The concept envisioned a linear city with extreme density, automated mobility, and renewable energy that would accommodate 9 million residents within its narrow footprint.
However, reports now suggest officials are reconsidering this vision after internal reviews revealed delays, rising costs, and broader fiscal pressure – and sources cited by the Financial Times say the revised plan may abandon large-scale residential ambitions in favor of far smaller industrial use.
Focus on AI infrastructure and data centers
In this context, planners are reportedly considering the site as a hub for cloud hosting and large-scale data centers designed to support intensive compute workloads.
It will probably prioritize high-density server deployments for AI training and inference, rather than housing or urban services.
Some accounts suggest operators would favor bare metal infrastructure to maximize performance and utilization efficiency.
Saudi Arabia has recently accelerated investment in AI capacity, including the acquisition of thousands of advanced GPUs for state-backed facilities.

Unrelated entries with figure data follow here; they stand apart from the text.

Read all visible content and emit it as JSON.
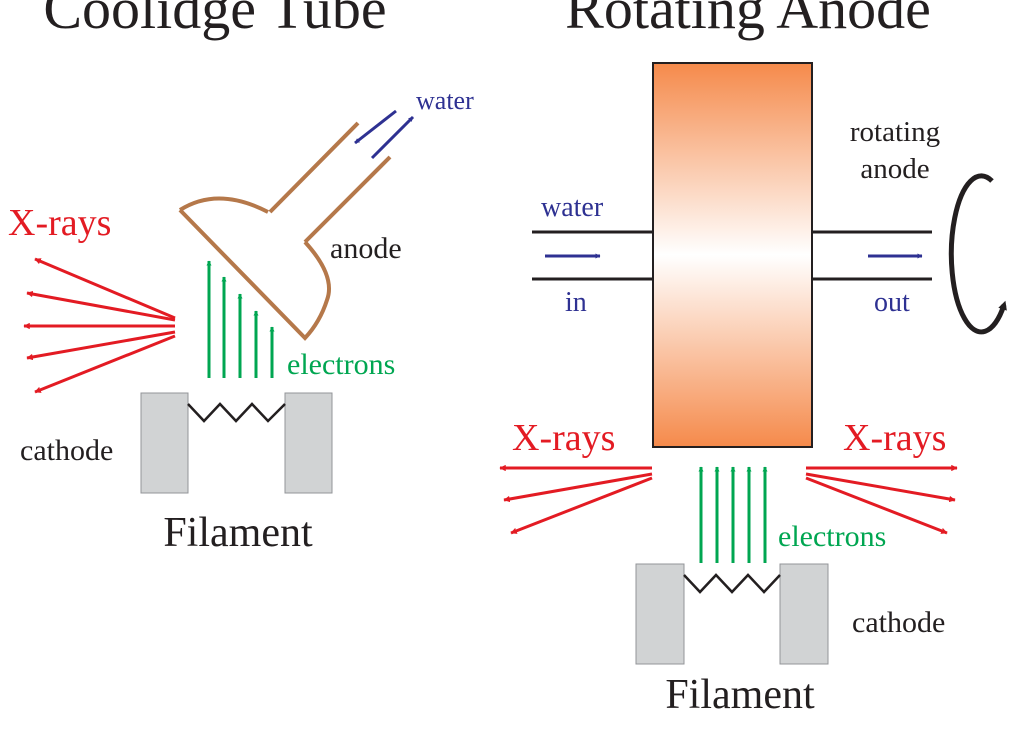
{
  "colors": {
    "xray": "#e31b23",
    "electron": "#00a651",
    "water": "#2e3192",
    "copper": "#b5784a",
    "text": "#231f20",
    "cathode_fill": "#d1d3d4",
    "anode_gradient": [
      "#f58a4b",
      "#ffffff",
      "#f58a4b"
    ]
  },
  "coolidge": {
    "title": "Coolidge Tube",
    "water_label": "water",
    "xrays_label": "X-rays",
    "anode_label": "anode",
    "electrons_label": "electrons",
    "cathode_label": "cathode",
    "filament_label": "Filament"
  },
  "rotating": {
    "title": "Rotating Anode",
    "rotating_anode_label_line1": "rotating",
    "rotating_anode_label_line2": "anode",
    "water_label": "water",
    "in_label": "in",
    "out_label": "out",
    "xrays_left_label": "X-rays",
    "xrays_right_label": "X-rays",
    "electrons_label": "electrons",
    "cathode_label": "cathode",
    "filament_label": "Filament"
  },
  "icons": [
    "arrow-icon",
    "rotation-arrow-icon",
    "filament-zigzag-icon"
  ]
}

However, Saudi Arabia’s climate poses a well-documented challenge for data center operations, especially given sustained high temperatures and limited freshwater availability.
Independent research has identified the country as one where most existing data centers operate in zones considered inefficient for cooling.
But The Line’s coastal access to the Red Sea offers a practical advantage, with planners proposing seawater cooling as a mitigation strategy.
Similar projects, such as xAI’s Colossus in Memphis, have faced scrutiny after satellite checks suggested limits in available electricity or cooling capacity for AI systems.
Whether the downscaled data center will reach full capacity remains unclear, but Saudi Arabia chose to pause The Line in favor of a smaller plan.
The desert nation has faced tightening liquidity after years of expansive public spending, while lower oil revenues and competing commitments like the Expo trade fair and the 2034 World Cup added pressure.
Neom did not directly dispute claims of a reduced scope, instead emphasizing phased development and alignment with national priorities.
This approach suggests flexibility rather than a firm commitment to the original scale or timeline.
Observers note similar adjustments have already occurred across other Saudi megaprojects.
But without a clear reaffirmation of the original plan, speculation has grown that the linear city model may no longer sit at the center of Neom’s near-term strategy.